Nell’ombra, la criminalità organizzata
Ma chi dice lavoro informale, dice anche abusi mafiosi. Secondo un rapporto schiacciante della Global Initiative Against Transnational Crime, l’ambiente illecito della ricerca dell’oro è afflitto da violenti scontri tra bande rivali per il controllo dei territori e “saccheggi”. Con in prima linea le bande armate del Lesotho che non esitano a spogliare brutalmente i minatori del loro prezioso oro.
“Le bande del Lesotho rubano l’oro ai lavoratori clandestini. Non esiste alcuna attività mineraria in Lesotho, quindi non hanno esperienza in quest’area. »
Robert Thornton, antropologo dell’Università del Witwatersrand.
L’altro anello problematico di questa catena dell’oro sono gli acquirenti senza scrupoli che riciclano impunemente il metallo prezioso prima di esportarlo a Dubai, in India o in Cina. Un traffico succoso che beneficia di un certo lassismo delle autorità e di ampie lacune normative. Di conseguenza, si stima che quasi il 70% dell’oro estratto in Sud Africa passi al di fuori dei canali legali.

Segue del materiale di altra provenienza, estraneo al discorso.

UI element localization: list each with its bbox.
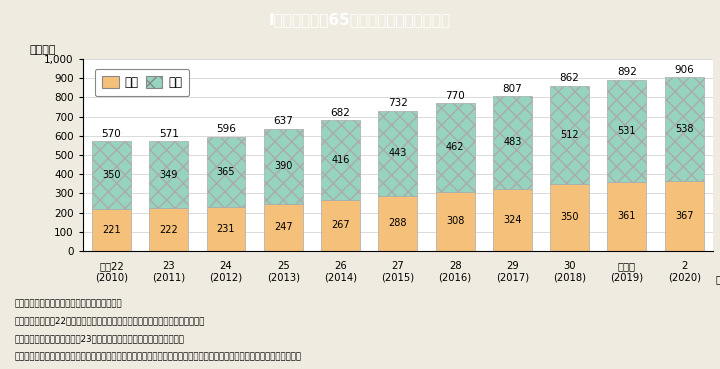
Text: 531: 531 bbox=[618, 126, 636, 136]
Text: 30: 30 bbox=[563, 262, 576, 272]
Bar bbox=[264, 204, 302, 251]
Text: 682: 682 bbox=[330, 107, 351, 118]
Bar bbox=[321, 200, 360, 251]
Text: 349: 349 bbox=[160, 170, 178, 180]
Text: (2018): (2018) bbox=[553, 272, 586, 282]
Text: (2017): (2017) bbox=[496, 272, 529, 282]
Text: 267: 267 bbox=[331, 220, 350, 230]
Bar bbox=[436, 192, 474, 251]
Text: 324: 324 bbox=[503, 215, 521, 225]
Text: (2011): (2011) bbox=[152, 272, 185, 282]
Text: (2014): (2014) bbox=[324, 272, 357, 282]
Text: 247: 247 bbox=[274, 222, 292, 232]
Text: 350: 350 bbox=[560, 212, 579, 223]
Text: 443: 443 bbox=[389, 148, 407, 158]
Bar bbox=[378, 111, 418, 196]
Text: 538: 538 bbox=[675, 124, 693, 134]
Text: 222: 222 bbox=[159, 225, 178, 235]
Text: 361: 361 bbox=[618, 211, 636, 221]
Bar bbox=[608, 182, 647, 251]
Bar bbox=[493, 96, 532, 189]
Bar bbox=[378, 196, 418, 251]
Text: 2: 2 bbox=[681, 262, 688, 272]
Text: 416: 416 bbox=[331, 155, 350, 165]
Text: 平成22: 平成22 bbox=[99, 262, 124, 272]
Text: (2019): (2019) bbox=[611, 272, 644, 282]
Text: 906: 906 bbox=[675, 65, 694, 75]
Bar bbox=[665, 180, 703, 251]
Text: 27: 27 bbox=[392, 262, 404, 272]
Text: 令和元: 令和元 bbox=[618, 262, 636, 272]
Bar bbox=[608, 80, 647, 182]
Bar bbox=[264, 129, 302, 204]
Text: （万人）: （万人） bbox=[30, 45, 55, 55]
Text: 367: 367 bbox=[675, 211, 693, 221]
Text: 512: 512 bbox=[560, 130, 579, 139]
Text: 350: 350 bbox=[102, 170, 121, 180]
Legend: 女性, 男性: 女性, 男性 bbox=[95, 69, 189, 96]
Text: （年）: （年） bbox=[716, 274, 720, 284]
Text: (2015): (2015) bbox=[381, 272, 415, 282]
Text: 308: 308 bbox=[446, 216, 464, 226]
Text: 807: 807 bbox=[503, 84, 522, 94]
Text: 25: 25 bbox=[277, 262, 289, 272]
Bar bbox=[149, 141, 188, 208]
Bar bbox=[207, 207, 246, 251]
Text: 862: 862 bbox=[559, 73, 580, 83]
Bar bbox=[550, 184, 589, 251]
Text: 462: 462 bbox=[446, 142, 464, 152]
Bar bbox=[550, 86, 589, 184]
Text: 770: 770 bbox=[445, 91, 465, 101]
Text: 288: 288 bbox=[389, 218, 407, 228]
Text: (2020): (2020) bbox=[667, 272, 701, 282]
Text: 571: 571 bbox=[159, 129, 179, 139]
Text: （備考）１．总务省「労働力調査」より作成。: （備考）１．总务省「労働力調査」より作成。 bbox=[14, 299, 122, 308]
Bar bbox=[665, 77, 703, 180]
Text: 221: 221 bbox=[102, 225, 121, 235]
Text: ２．平成22年から２８年までの値は，時系列接続用数値を用いている。: ２．平成22年から２８年までの値は，時系列接続用数値を用いている。 bbox=[14, 317, 204, 325]
Text: 365: 365 bbox=[217, 166, 235, 177]
Text: 637: 637 bbox=[274, 116, 293, 127]
Text: (2012): (2012) bbox=[210, 272, 243, 282]
Bar bbox=[92, 141, 131, 208]
Text: 28: 28 bbox=[449, 262, 462, 272]
Bar bbox=[207, 137, 246, 207]
Text: ４．就業者数は，小数点第１位を四捨五入しているため，男性及び女性の合計数と就業者総数が異なる場合がある。: ４．就業者数は，小数点第１位を四捨五入しているため，男性及び女性の合計数と就業者… bbox=[14, 352, 302, 361]
Text: ３．就業者数の平成23年値は，总务省が補完的に推計した値。: ３．就業者数の平成23年値は，总务省が補完的に推計した値。 bbox=[14, 334, 184, 343]
Text: 596: 596 bbox=[216, 124, 236, 134]
Bar bbox=[149, 208, 188, 251]
Bar bbox=[321, 120, 360, 200]
Text: (2010): (2010) bbox=[95, 272, 128, 282]
Text: 732: 732 bbox=[388, 99, 408, 108]
Text: I－６－５図　65歳以上の就業者数の推移: I－６－５図 65歳以上の就業者数の推移 bbox=[269, 12, 451, 27]
Text: 570: 570 bbox=[102, 129, 121, 139]
Text: 390: 390 bbox=[274, 161, 292, 171]
Text: 26: 26 bbox=[334, 262, 347, 272]
Text: 483: 483 bbox=[503, 137, 521, 147]
Text: 29: 29 bbox=[506, 262, 518, 272]
Bar bbox=[493, 189, 532, 251]
Bar bbox=[436, 103, 474, 192]
Text: 892: 892 bbox=[617, 68, 636, 77]
Bar bbox=[92, 208, 131, 251]
Text: (2016): (2016) bbox=[438, 272, 472, 282]
Text: 231: 231 bbox=[217, 224, 235, 234]
Text: 24: 24 bbox=[220, 262, 233, 272]
Text: (2013): (2013) bbox=[266, 272, 300, 282]
Text: 23: 23 bbox=[163, 262, 175, 272]
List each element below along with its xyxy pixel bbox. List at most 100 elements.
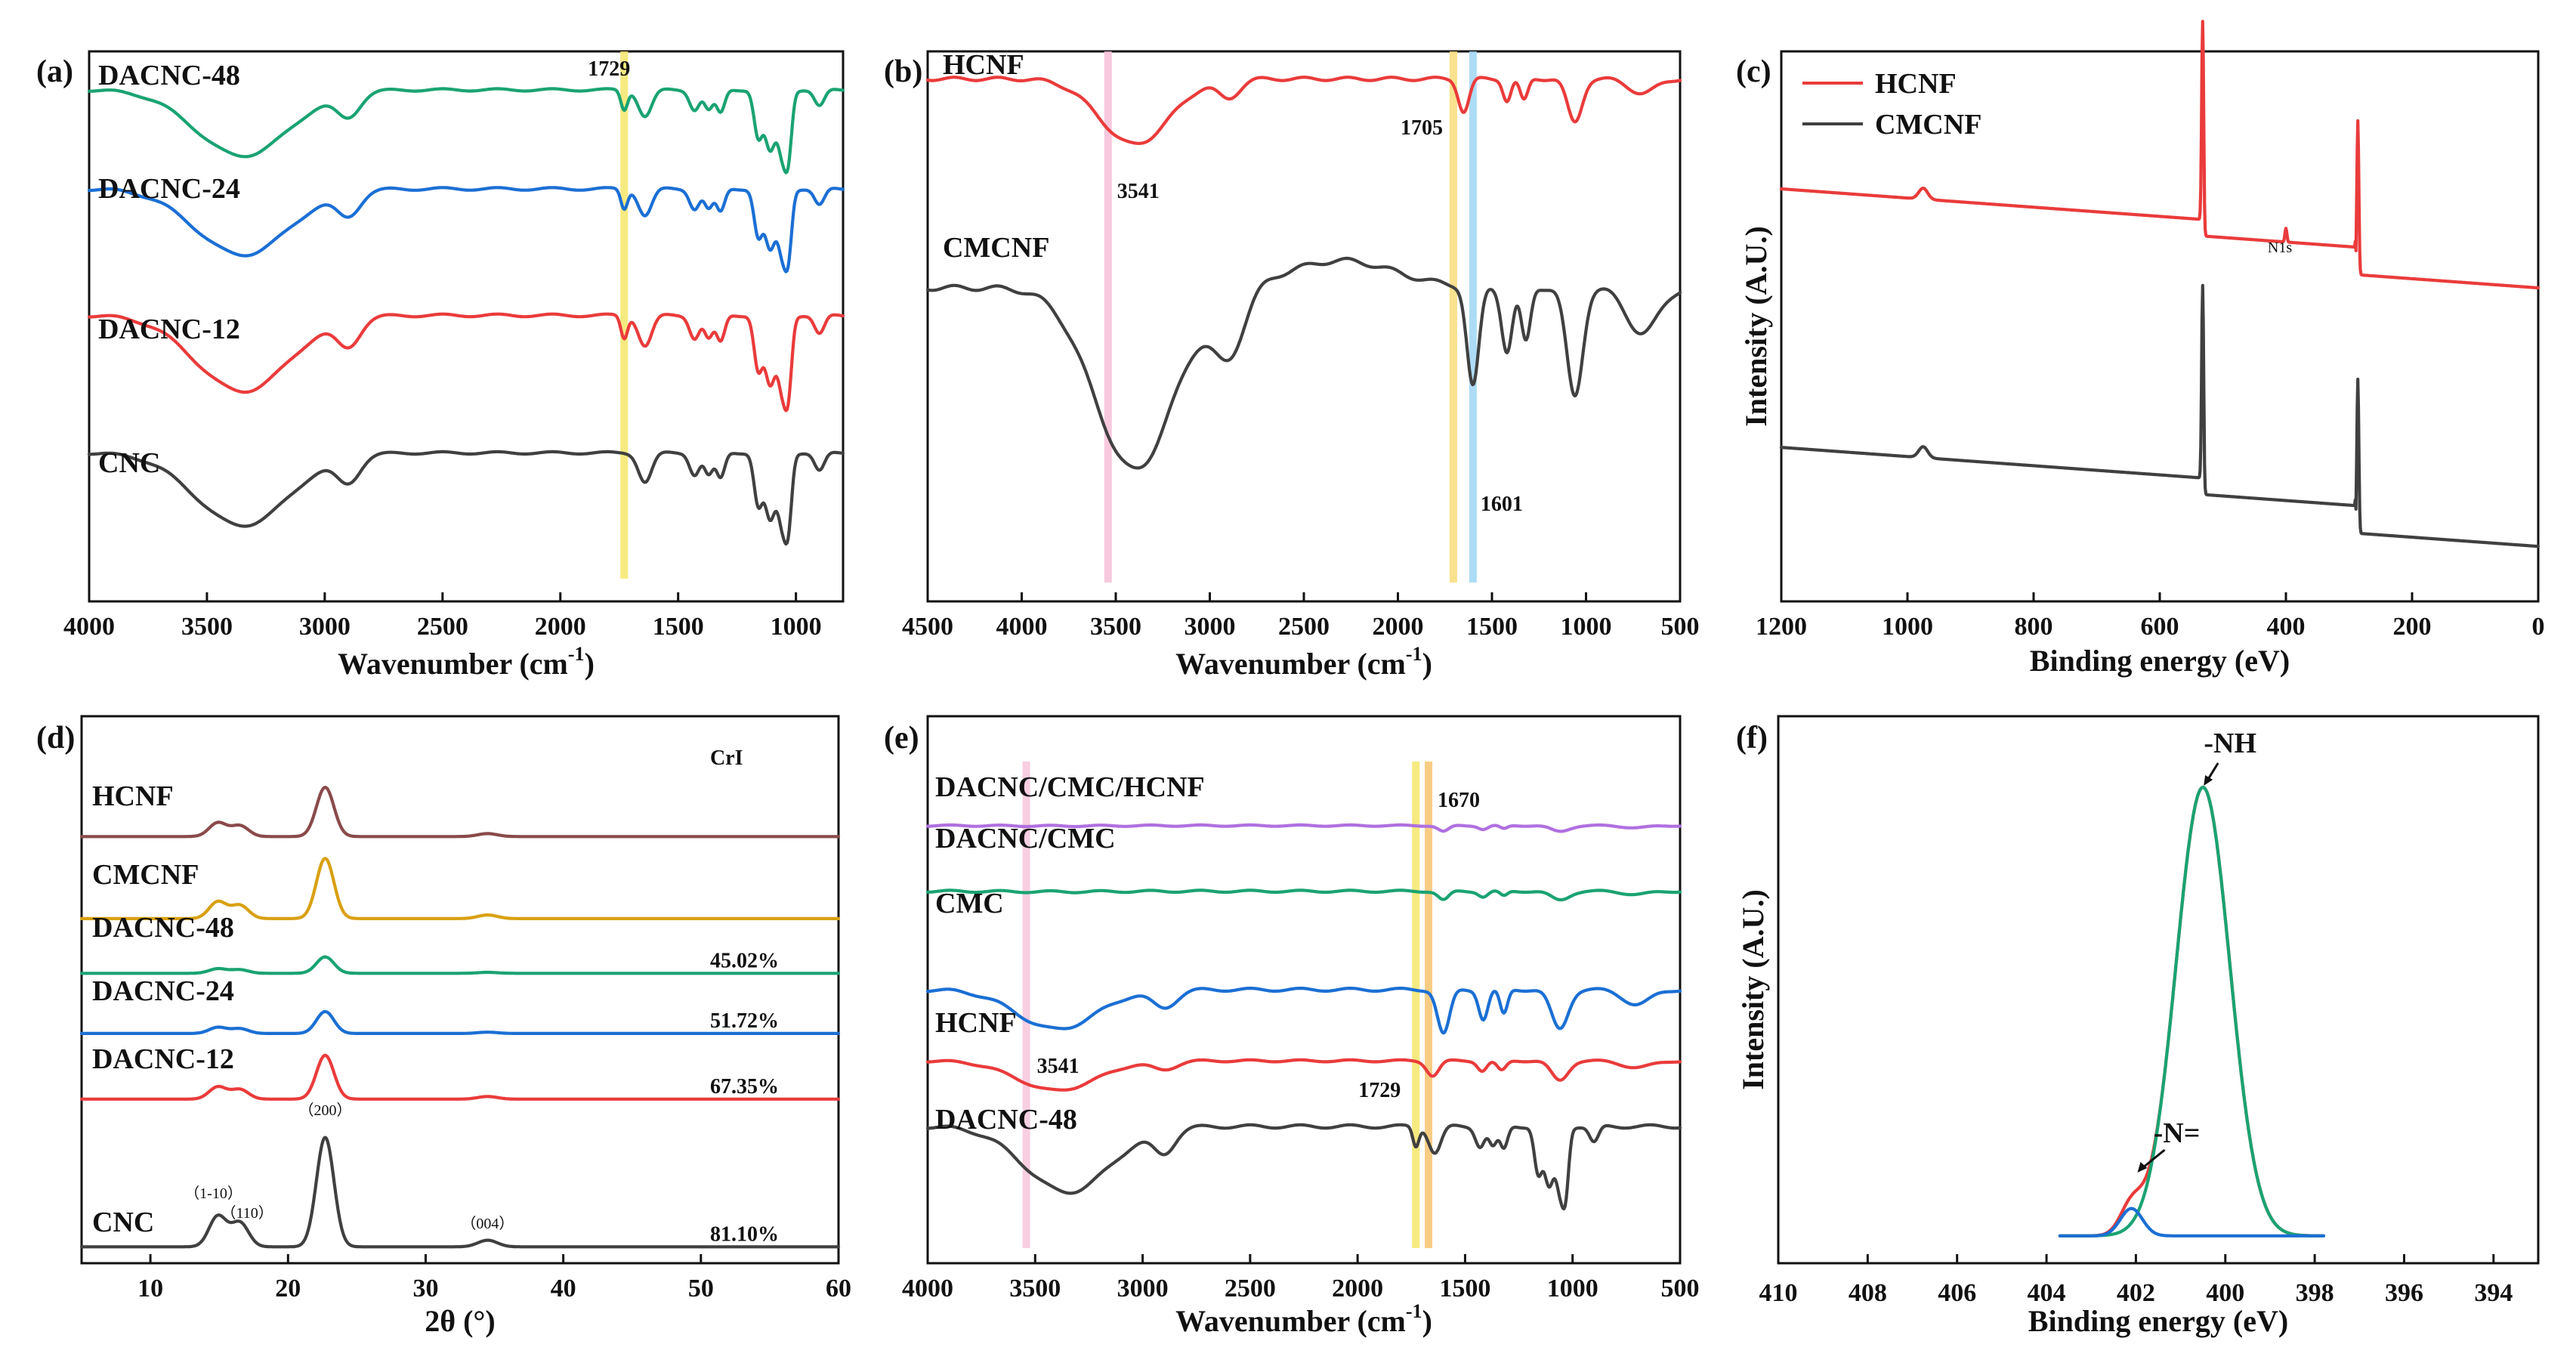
panel-d-annotations: CrI （200） （1-10） （110） （004） — [184, 746, 743, 1232]
series-label-cnc: CNC — [98, 447, 160, 479]
panel-b-frame — [926, 50, 1682, 603]
annotation-1601: 1601 — [1481, 493, 1523, 516]
x-tick-label: 1200 — [1756, 613, 1807, 641]
series-label-hcnf: HCNF — [943, 49, 1024, 81]
x-tick-label: 1000 — [1561, 613, 1612, 641]
legend-label-hcnf: HCNF — [1875, 68, 1957, 100]
x-tick-label: 396 — [2385, 1279, 2423, 1307]
x-tick-label: 500 — [1661, 1275, 1700, 1302]
series-label-hcnf: HCNF — [935, 1007, 1017, 1039]
trace-dacnc-48 — [79, 955, 841, 975]
x-tick-label: 3500 — [181, 613, 233, 641]
trace-dacnc-24 — [87, 186, 845, 273]
arrowhead-n — [2137, 1162, 2148, 1173]
x-tick-label: 800 — [2015, 613, 2053, 641]
x-tick-label: 404 — [2028, 1279, 2066, 1307]
panel-f-annotations: -NH -N= — [2137, 728, 2256, 1173]
annotation-1729: 1729 — [1358, 1079, 1401, 1102]
peak-label-004: （004） — [461, 1215, 514, 1232]
crl-value-dacnc-48: 45.02% — [710, 949, 779, 972]
panel-c-legend: HCNF CMCNF — [1802, 68, 1981, 141]
x-tick-label: 600 — [2141, 613, 2179, 641]
x-tick-label: 3500 — [1090, 613, 1141, 641]
trace-dacnc-48 — [87, 87, 845, 175]
x-tick-label: 402 — [2117, 1279, 2155, 1307]
x-tick-label: 1500 — [1439, 1275, 1490, 1302]
trace-dacnc-cmc-hcnf — [925, 823, 1682, 833]
series-label-dacnc-48: DACNC-48 — [98, 60, 240, 91]
trace-hcnf — [79, 786, 841, 839]
x-tick-label: 500 — [1661, 613, 1700, 641]
panel-f-traces — [2058, 786, 2326, 1238]
panel-d-frame — [80, 715, 840, 1265]
x-tick-label: 2500 — [417, 613, 468, 641]
x-tick-label: 1000 — [771, 613, 822, 641]
series-label-dacnc-cmc-hcnf: DACNC/CMC/HCNF — [935, 771, 1205, 803]
panel-b-x-axis-title: Wavenumber (cm-1) — [1175, 643, 1432, 681]
panel-f-x-axis-title: Binding energy (eV) — [2028, 1304, 2288, 1338]
panel-f-letter: (f) — [1736, 721, 1768, 756]
crl-value-cnc: 81.10% — [710, 1222, 779, 1246]
trace-n — [2058, 1207, 2326, 1238]
panel-e-bands — [1022, 762, 1433, 1248]
series-label-dacnc-24: DACNC-24 — [98, 173, 240, 205]
series-label-dacnc-12: DACNC-12 — [92, 1043, 234, 1075]
band-1601 — [1469, 51, 1477, 582]
panel-d-letter: (d) — [36, 721, 75, 756]
series-label-cmc: CMC — [935, 888, 1004, 919]
series-label-dacnc-48: DACNC-48 — [935, 1104, 1077, 1136]
panel-a-frame — [88, 50, 845, 603]
x-tick-label: 20 — [275, 1275, 301, 1302]
series-label-dacnc-24: DACNC-24 — [92, 975, 234, 1007]
panel-f-ticks: 410 408 406 404 402 400 398 396 394 — [1759, 1254, 2513, 1307]
trace-dacnc-12 — [87, 312, 845, 413]
crl-value-dacnc-24: 51.72% — [710, 1009, 779, 1033]
panel-c-traces — [1779, 20, 2540, 548]
x-tick-label: 1500 — [653, 613, 704, 641]
trace-cmc — [925, 986, 1682, 1035]
panel-b: (b) 4500 4000 3500 3000 2500 2000 1500 1000 500 … — [884, 49, 1700, 681]
band-1705 — [1449, 51, 1457, 582]
series-label-hcnf: HCNF — [92, 780, 174, 812]
annotation-1729: 1729 — [588, 57, 630, 81]
x-tick-label: 394 — [2474, 1279, 2513, 1307]
panel-b-series-labels: HCNF CMCNF — [943, 49, 1049, 264]
panel-a-ticks: 4000 3500 3000 2500 2000 1500 1000 — [63, 592, 822, 641]
series-label-cmcnf: CMCNF — [92, 859, 199, 891]
band-3541 — [1104, 51, 1112, 582]
x-tick-label: 406 — [1938, 1279, 1976, 1307]
x-tick-label: 410 — [1759, 1279, 1798, 1307]
x-tick-label: 2000 — [1373, 613, 1424, 641]
x-tick-label: 3000 — [299, 613, 351, 641]
x-tick-label: 4000 — [902, 1275, 953, 1302]
panel-d-ticks: 10 20 30 40 50 60 — [137, 1254, 851, 1302]
trace-nh — [2058, 786, 2326, 1238]
annotation-3541: 3541 — [1037, 1055, 1080, 1078]
trace-dacnc-24 — [79, 1009, 841, 1035]
panel-a-annotations: 1729 — [588, 57, 630, 81]
panel-e-x-axis-title: Wavenumber (cm-1) — [1175, 1300, 1432, 1338]
band-1729 — [620, 51, 629, 579]
x-tick-label: 2500 — [1225, 1275, 1276, 1302]
panel-c-x-axis-title: Binding energy (eV) — [2030, 644, 2290, 678]
x-tick-label: 408 — [1849, 1279, 1887, 1307]
trace-cnc — [87, 450, 845, 546]
trace-dacnc-cmc — [925, 888, 1682, 902]
panel-e-letter: (e) — [884, 721, 919, 756]
panel-a-traces — [87, 87, 845, 546]
series-label-dacnc-12: DACNC-12 — [98, 314, 240, 345]
trace-dacnc-48 — [925, 1123, 1682, 1211]
trace-envelope — [2058, 786, 2326, 1238]
annotation-1670: 1670 — [1438, 789, 1480, 812]
x-tick-label: 2000 — [535, 613, 586, 641]
x-tick-label: 200 — [2393, 613, 2432, 641]
panel-a: (a) 4000 3500 3000 2500 2000 1500 1000 DACNC-4… — [36, 50, 845, 681]
x-tick-label: 1000 — [1547, 1275, 1598, 1302]
x-tick-label: 1500 — [1466, 613, 1518, 641]
panel-e-ticks: 4000 3500 3000 2500 2000 1500 1000 500 — [902, 1254, 1700, 1302]
panel-d: (d) 10 20 30 40 50 60 HCNF CMCNF DACNC-48 45.02%… — [36, 715, 851, 1338]
annotation-1705: 1705 — [1401, 116, 1443, 140]
arrowhead-nh — [2204, 775, 2213, 786]
x-tick-label: 50 — [688, 1275, 714, 1302]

Una tragedia umana e ambientale
Al di là dei numeri, è soprattutto un dramma umano che si consuma ogni giorno nelle viscere soffocanti delle miniere abbandonate. Con il suo terribile corteo di vite spezzate, famiglie in lutto e speranze svanite. Per non parlare della devastazione ambientale, tra inquinamento del suolo da mercurio e fiumi avvelenati da metalli pesanti.

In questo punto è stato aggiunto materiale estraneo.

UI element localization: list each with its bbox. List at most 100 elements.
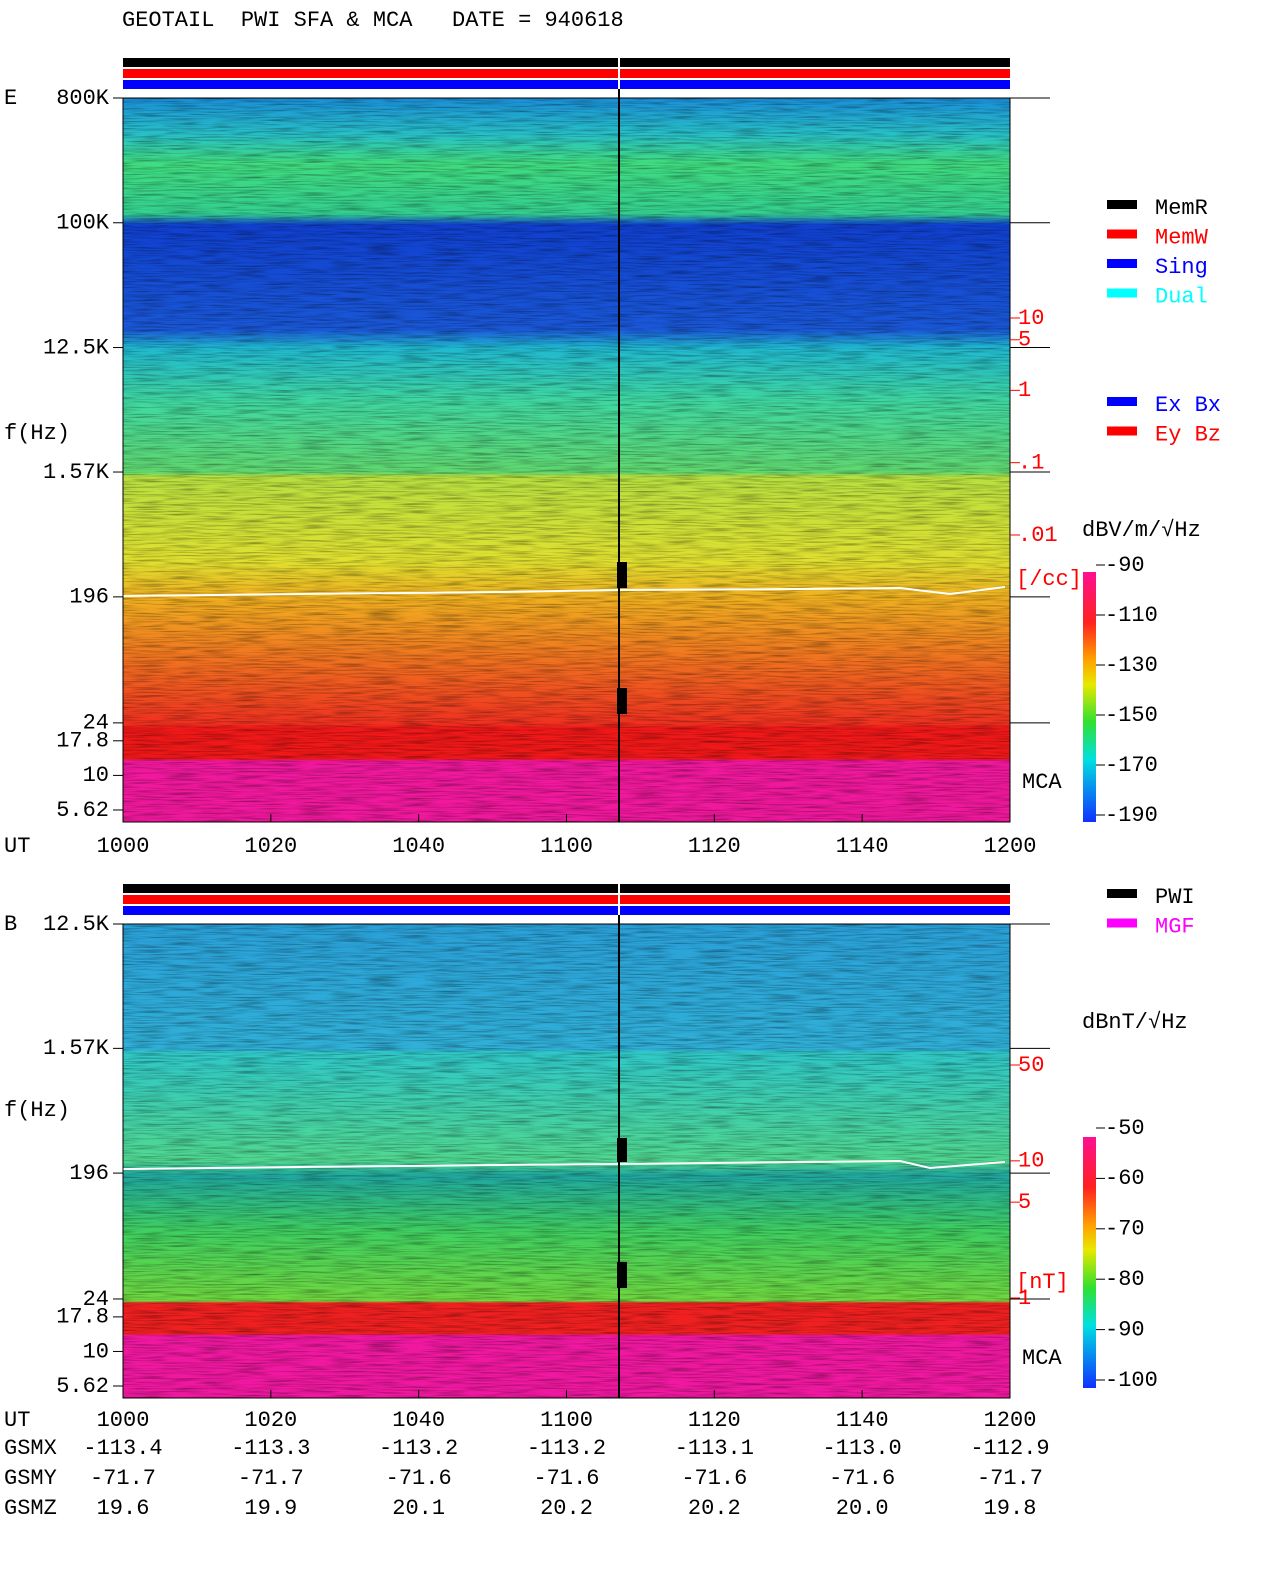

Di fronte a questa piaga, le autorità sudafricane sembrano impotenti, combattute tra il desiderio di reprimere un’attività illegale pericolosa e la presa in considerazione di una realtà sociale esplosiva. Non riuscendo a fermare il fenomeno, la priorità sarebbe quella di mettere in sicurezza il meno possibile questi siti abbandonati che sono diventati dei veri e propri tagliagole. E vigilare su questa economia parallela per contrastare gli abusi mafiosi e lo sfruttamento dei minori.
Perché dietro ogni “zama zama” c’è un essere umano alla disperata ricerca di una vita migliore. E questa è la tragedia di un Paese che fatica a riprendersi dalle cicatrici del suo passato minerario. Quella di un El Dorado perduto che ha fatto la fortuna di alcuni e la sfortuna della maggioranza. Lasciando un territorio svuotato e una popolazione ancora più vulnerabile, condannata a raschiare il fondo di un’economia alla deriva.